The cost of messaging between systems

When building a distributed system, you need a way of communicating between the components or services, and this is often a message bus. Message buses come in different forms, but ultimately use the same paradigms – commands and events. One of the earlier distributed systems I worked on suffered from performance problems because of an over-use of messages; in many places messages were being used instead of method calls, with a Command initiating an action, and an Event being published when it completed, and the workflow continuing on receiving the event. What had happened was that in small tests, on developer machines, with no network latency, with no ambient traffic, this had seemed to do no harm; when released into the wild, with real customers and real load, on a network with latency this of course proved not to be the case!

I often see conversations when teams are thinking of using a message bus, where there can be a concern over latency – other suggestions are often put forward, like ZeroMQ, which trade latency for durability. It comes down to this: if you care about latency, message buses, queues, and this entire paradigm are not what you’re looking for! Message buses are great when you want something to happen, and you’re not too fussy about when. Some things to consider are:

Overheads: To send a message, first you need to serialize it; this has a cost. You then need to send the message, normally over a network or at the very least a write to disc, this has a cost. The consumer needs to receive it, normally over a network or at the very least from a disc, this has a cost. The sends and receives may be wrapped in a distributed transaction, this again adds cost. The consumer deserializes the message, at a cost, dispatches it, at a cost, and then will start processing. If you’re waiting for a response, repeat the whole cycle!

What’s the receiver doing: You’re building a distributed system, so you really want to make sure you understand fault tolerance, partitioning, CAP theorem and the like! Just because you’re online and working, doesn’t mean that anything else is; you may be sending a message that will sit in a queue until the receiving service is rebooted, patched, switched back on, or whatever. This is sometimes known as “temporal coupling”, because you are dependent on a thing being online at a specific time (now). A big part of building a distributed system successfully is to break down the dependencies as much as possible, and to use the topology to introduce fault domains rather than suffer from cascading failure. You need to not know, or care, whether the receiver is online – and certainly not let it take you down with it!

Traffic: You’re sending a message to another service… but you’ll not be the only one! If you’re using a queue, then queueing theory applies; the time taken to process your message is a combination of the actual handling time, the number of messages in the queue, and the number of workers processing messages.
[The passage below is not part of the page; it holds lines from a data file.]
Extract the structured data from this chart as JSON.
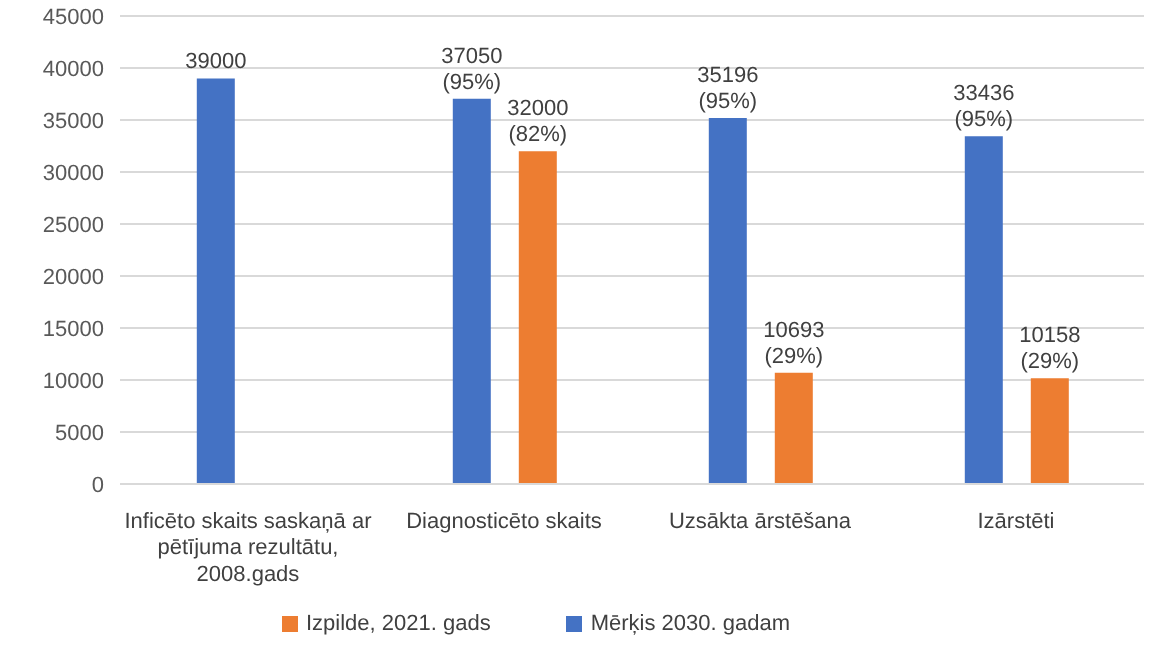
{
  "chart_data": {
    "type": "bar",
    "categories": [
      "Inficēto skaits saskaņā ar pētījuma rezultātu, 2008.gads",
      "Diagnosticēto skaits",
      "Uzsākta ārstēšana",
      "Izārstēti"
    ],
    "series": [
      {
        "name": "Mērķis 2030. gadam",
        "color": "#4472c4",
        "values": [
          39000,
          37050,
          35196,
          33436
        ],
        "value_labels": [
          "39000",
          "37050\n(95%)",
          "35196\n(95%)",
          "33436\n(95%)"
        ]
      },
      {
        "name": "Izpilde, 2021. gads",
        "color": "#ed7d31",
        "values": [
          null,
          32000,
          10693,
          10158
        ],
        "value_labels": [
          null,
          "32000\n(82%)",
          "10693\n(29%)",
          "10158\n(29%)"
        ]
      }
    ],
    "ylim": [
      0,
      45000
    ],
    "yticks": [
      0,
      5000,
      10000,
      15000,
      20000,
      25000,
      30000,
      35000,
      40000,
      45000
    ],
    "grid": "y",
    "legend": "bottom"
  }
}
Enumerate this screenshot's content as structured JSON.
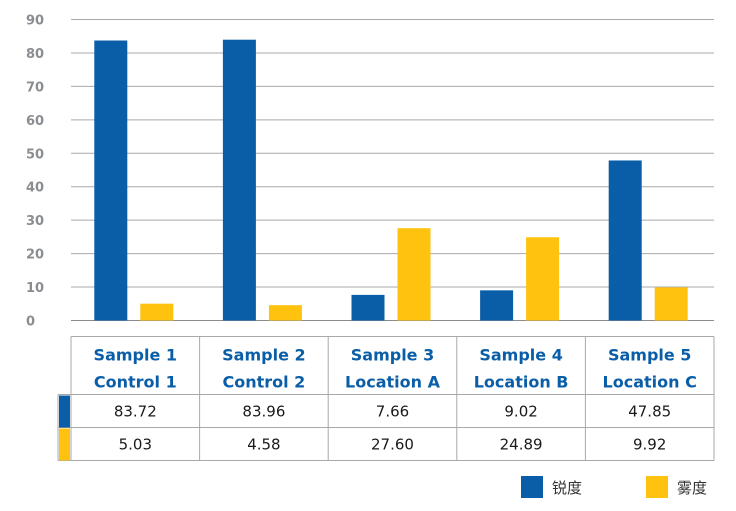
{
  "chart_data": {
    "type": "bar",
    "categories": [
      [
        "Sample 1",
        "Control 1"
      ],
      [
        "Sample 2",
        "Control 2"
      ],
      [
        "Sample 3",
        "Location A"
      ],
      [
        "Sample 4",
        "Location B"
      ],
      [
        "Sample 5",
        "Location C"
      ]
    ],
    "series": [
      {
        "name": "锐度",
        "color": "#0a5ea8",
        "values": [
          83.72,
          83.96,
          7.66,
          9.02,
          47.85
        ],
        "labels": [
          "83.72",
          "83.96",
          "7.66",
          "9.02",
          "47.85"
        ]
      },
      {
        "name": "雾度",
        "color": "#ffc20e",
        "values": [
          5.03,
          4.58,
          27.6,
          24.89,
          9.92
        ],
        "labels": [
          "5.03",
          "4.58",
          "27.60",
          "24.89",
          "9.92"
        ]
      }
    ],
    "y_ticks": [
      "0",
      "10",
      "20",
      "30",
      "40",
      "50",
      "60",
      "70",
      "80",
      "90"
    ],
    "ylim": [
      0,
      90
    ],
    "grid": true,
    "legend": "bottom-right",
    "data_table": true
  }
}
You don’t control any of these things, and especially after an outage there might be a considerable backlog. Who knows how long your message will sit in the queue before even being looked at?

In summary, messaging is a great way to build distributed systems, so long as you use it for what it’s good at. Many messaging systems are really reliable, with things like guaranteed at-least-once delivery, but there are costs, such as latency. Embrace this, and use messaging when time isn’t a factor, such as for handling events (which by definition are things that happened in the past, and can be eventually consistent) or triggering long-running work in the background. Reject messaging anti-patterns that need request-response – use other things, like HTTP for this. Use the right tool for the job!